It never ceases to tickle me that one of the greatest tracts of nonsense (bona fide, not derogatory), Lewis Carroll’s 1865 Alice in Wonderland, has been one of the greatest subjects to help bring sense to our sense. It’s been the subject of endless adaptations—literary, for film and television, has served as a simplistic allegory for the endless struggle between chaos and domination (cf. The Matrix), and has even given way to some of the most mind-numbing theory I’ve ever come across. (I love Gilles with all my heart, but The Logic of Sense is just brutal.) I’ve seen numerous theatrical adaptations of Alice, from children’s theatre to, not surprisingly, burlesque. We can only hope the franchise is at least partially recuperated by Tim Burton’s film, slated to open next year.
To kick of this year’s Ice Factory at the Ohio, the Anonymous Ensemble has taken on the story with their own twist in A Wonderland—a middle-aged Alice as failed superstar, relegated to a cookie-cutter cabaret act. The piece confuses boudaries as it should, between real and fictive audiences, between characters, between diegetic and extra-diegetic realities. It perhaps most disappointing that the script explicitly distances this Alice from the literary one; the cabaret singer is well versed in the novel, and goes along with the journey knowingly. At first, however, she is very confused when her act is commandeered by a drag queen rabbit, who sings a delightful ditty about the many ways to explore her “hole.”
And many of the corresponding characters are fleshed out wonderfully by a cavorting cast: most notably our campy and lost heroine (Janelle Lannan), the apparently strung-out producer of Wonderland, Dormouse (Liz Davito), and a Mad Hatter by the way of Ziggy Stardust (Josh Hoglund). Even the Caterpillar, played by an ensemble of black-lit toys is beautiful and hilarious. All the usual suspects drag Alice around a Wonderland of, in this case, missed opportunities and what-could-have-beens. In Wonderland, Alice is powerful and famous; of course, in the nonsense of Wonderland, these qualities mean little, and so Alice is doomed to the same repetition and loss of meaning as in the real world. So when Alice faces the ten-foot-tall Queen of Hearts in a game of Hold ’Em, she’s just as doomed to lose.
The music is also quite wonderful. Composer William Antoniou and lyricist-director Eamonn Farrell have weaved a solid line of songs throughout, with topics ranging from sex to grad school to neo-Buddhist philosophy. Even Alice’s torch-song is quite touching.

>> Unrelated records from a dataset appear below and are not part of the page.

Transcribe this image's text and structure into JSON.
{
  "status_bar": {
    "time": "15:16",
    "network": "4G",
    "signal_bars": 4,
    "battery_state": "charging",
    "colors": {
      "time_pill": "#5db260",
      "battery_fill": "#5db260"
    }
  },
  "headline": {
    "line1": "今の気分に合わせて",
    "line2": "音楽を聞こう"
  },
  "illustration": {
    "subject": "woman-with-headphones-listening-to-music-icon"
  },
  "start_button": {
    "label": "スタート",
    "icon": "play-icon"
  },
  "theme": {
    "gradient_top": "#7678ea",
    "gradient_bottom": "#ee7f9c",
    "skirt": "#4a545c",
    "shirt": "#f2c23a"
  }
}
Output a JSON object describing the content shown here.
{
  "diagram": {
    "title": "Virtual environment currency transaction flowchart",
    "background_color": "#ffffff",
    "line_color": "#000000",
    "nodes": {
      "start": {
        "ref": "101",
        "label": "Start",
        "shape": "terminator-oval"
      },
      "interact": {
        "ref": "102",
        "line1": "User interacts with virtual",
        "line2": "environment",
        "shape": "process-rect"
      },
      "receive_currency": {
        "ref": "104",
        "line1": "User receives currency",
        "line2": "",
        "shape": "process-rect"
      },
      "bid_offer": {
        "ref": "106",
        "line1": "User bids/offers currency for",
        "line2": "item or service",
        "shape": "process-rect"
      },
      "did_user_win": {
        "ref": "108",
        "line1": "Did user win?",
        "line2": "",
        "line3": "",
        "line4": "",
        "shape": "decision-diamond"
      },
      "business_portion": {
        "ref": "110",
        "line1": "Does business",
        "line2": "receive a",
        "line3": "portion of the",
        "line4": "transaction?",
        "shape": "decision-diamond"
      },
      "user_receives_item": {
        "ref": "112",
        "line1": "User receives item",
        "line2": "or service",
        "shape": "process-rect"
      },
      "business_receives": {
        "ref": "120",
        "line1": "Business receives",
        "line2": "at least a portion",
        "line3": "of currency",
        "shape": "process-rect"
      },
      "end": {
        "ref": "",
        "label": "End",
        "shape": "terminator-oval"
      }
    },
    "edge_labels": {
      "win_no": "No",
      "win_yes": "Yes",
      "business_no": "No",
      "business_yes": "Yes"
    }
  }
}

The trees are the key to the Anonymous Ensemble’s performance, wonderful and charming trees at that, but the forest seems sacrificed in the wake. I wrote about The Best a couple years back, and the group still struggles with its own identity as a “multimedia” performance group. Of course Alice’s desire for fame could be projected on a TV screen, and these days that type of visibility is an all-too easy shorthand for celebrity. But instead of taking advantage of the unlimited potential of a Wonderland television network, the projections add a bit of trippiness to the performance at best. And then, there was the technical malfunction mid-show. In Carroll’s Wonderland—how delicious! The screen disappears from sight, as do the actors, but we know all the meaning is still resonating. Tweed’s inner-voice squealed with glee—“It’s a technological Cheshire Cat!” Unfortunately, tech crew members were rushing to and fro, and the cast gallantly covered instead of celebrating the joy and vitality in chaos. It seems so out of character for Wonderland. Along with the trail of aesthetic missteps that have tried to work with Alice in Wonderland in the past, the Anonymous Ensemble seems overly committed to the logic of nonsense as well.